Num certo momento da versão para o cinema do musical do teatro Mamma Mia!, a personagem de Meryl Streep diz :"não quero falar". E ela vai falar muito pouco mesmo. A frase é apenas o primeiro verso de uma das dezenas de músicas do grupo ABBA, que ela e seus colegas de elenco vão cantar no filme.

Os hits do Abba que desfilam ao longo das quase duas horas de Mamma Mia! não se encaixam muito bem na história e tudo parece forçado. Assim, a personagem de Meryl não tem muito dinheiro, mas pode cantar "Money, Money, Money" e sonhar com a vida dos ricos; ou uma mulher mais velha faz um jogo de sedução com um rapaz e canta "Does your mother know?" ("Sua mãe sabe?").

Numa ilha grega paradisíaca, Sophie (Amanda Seyfried), de 20 anos, vai se casar, mas não sabe quem é o seu pai. Depois de ler o diário da mãe, Donna (Meryl), uma ex-hippie, descobre que há três homens que podem ser seu pai e os convida sem contar para ninguém o porquê. Eles são Sam (o ex-007 Pierce Brosnam), um arquiteto; Bill (Stellan Skarsgård, de Fantasmas de Goya), um aventureiro descolado; e Harry (Colin Firth, de O Diário de Bridget Jones), um sujeito certinho e todo reprimido.

Faltam dois dias para o casamento e, para passar o tempo, os personagens andam pela ilha, se encantam com a paisagem e soltam a voz, com as músicas melosass da banda, como "Dancing Queen" (que já foi mais bem aproveitada em O Casamento de Muriel), "Super Trooper, "Our Last Summer" e "Voulez-Vous". E todo mundo canta o tempo todo – inclusive os 'gregos' que só abrem a boca para fazer o coro para os famosos.
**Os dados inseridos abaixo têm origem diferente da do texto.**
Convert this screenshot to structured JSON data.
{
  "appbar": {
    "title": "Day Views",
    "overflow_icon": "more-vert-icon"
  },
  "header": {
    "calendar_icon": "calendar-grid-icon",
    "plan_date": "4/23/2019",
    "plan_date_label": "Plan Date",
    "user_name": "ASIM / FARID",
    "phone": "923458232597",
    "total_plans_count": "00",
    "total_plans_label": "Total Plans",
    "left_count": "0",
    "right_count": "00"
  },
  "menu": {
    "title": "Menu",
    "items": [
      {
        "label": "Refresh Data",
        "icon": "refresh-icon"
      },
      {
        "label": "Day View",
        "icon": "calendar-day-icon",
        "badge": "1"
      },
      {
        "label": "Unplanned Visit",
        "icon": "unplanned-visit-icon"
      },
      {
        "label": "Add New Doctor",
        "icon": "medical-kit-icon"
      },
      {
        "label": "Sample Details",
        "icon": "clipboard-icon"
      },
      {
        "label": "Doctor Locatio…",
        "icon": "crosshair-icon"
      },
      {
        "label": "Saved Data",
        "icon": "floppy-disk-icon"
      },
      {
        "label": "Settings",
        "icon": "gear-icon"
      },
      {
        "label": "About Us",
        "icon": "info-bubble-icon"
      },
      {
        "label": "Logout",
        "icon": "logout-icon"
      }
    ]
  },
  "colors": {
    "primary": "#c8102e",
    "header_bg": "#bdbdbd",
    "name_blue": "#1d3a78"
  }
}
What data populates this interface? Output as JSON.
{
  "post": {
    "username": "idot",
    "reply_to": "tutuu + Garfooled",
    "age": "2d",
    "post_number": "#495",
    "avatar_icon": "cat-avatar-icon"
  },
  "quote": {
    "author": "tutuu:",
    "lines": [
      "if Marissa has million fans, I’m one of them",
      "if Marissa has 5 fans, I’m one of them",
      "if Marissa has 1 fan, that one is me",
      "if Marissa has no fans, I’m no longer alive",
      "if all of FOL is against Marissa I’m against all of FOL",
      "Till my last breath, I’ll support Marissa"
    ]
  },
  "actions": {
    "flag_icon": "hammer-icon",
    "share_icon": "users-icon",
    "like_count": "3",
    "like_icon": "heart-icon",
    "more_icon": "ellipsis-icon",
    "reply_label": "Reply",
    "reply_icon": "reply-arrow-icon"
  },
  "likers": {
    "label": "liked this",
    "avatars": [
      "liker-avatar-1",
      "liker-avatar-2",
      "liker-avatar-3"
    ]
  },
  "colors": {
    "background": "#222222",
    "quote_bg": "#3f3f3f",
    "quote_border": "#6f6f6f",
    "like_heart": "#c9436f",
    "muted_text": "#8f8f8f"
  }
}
Como aconteceu com a segunda versão de cinema de 2005 de "Os Produtores" (a primeira foi lançada no Brasil como Primavera para Hitler), Mamma Mia! foi feita basicamente pela mesma equipe técnica da Broadway, a roteirista Catherine Johnson, a produtora Judy Craymer e a diretora estreante Phyllida Lloyd, que parece não ter descoberto ainda para que serve uma câmera. Mamma Mia! não foi pensado cinematograficamente, e isso fica evidente na tela.

As músicas não se encaixam na ação e os personagens parecem não entender o que estão cantando, mas sorriem e repetem seus versos afinadamente. O problema aqui não é tentar disfarçar a cafonice das músicas com um cenário paradisíaco ou uma grande atriz (que parece estar apenas brincando), o que atrapalha é como nada parece estar no lugar certo, desde os números musicais até as amigas de Donna, vividas por Julie Walters e Christine Baranski.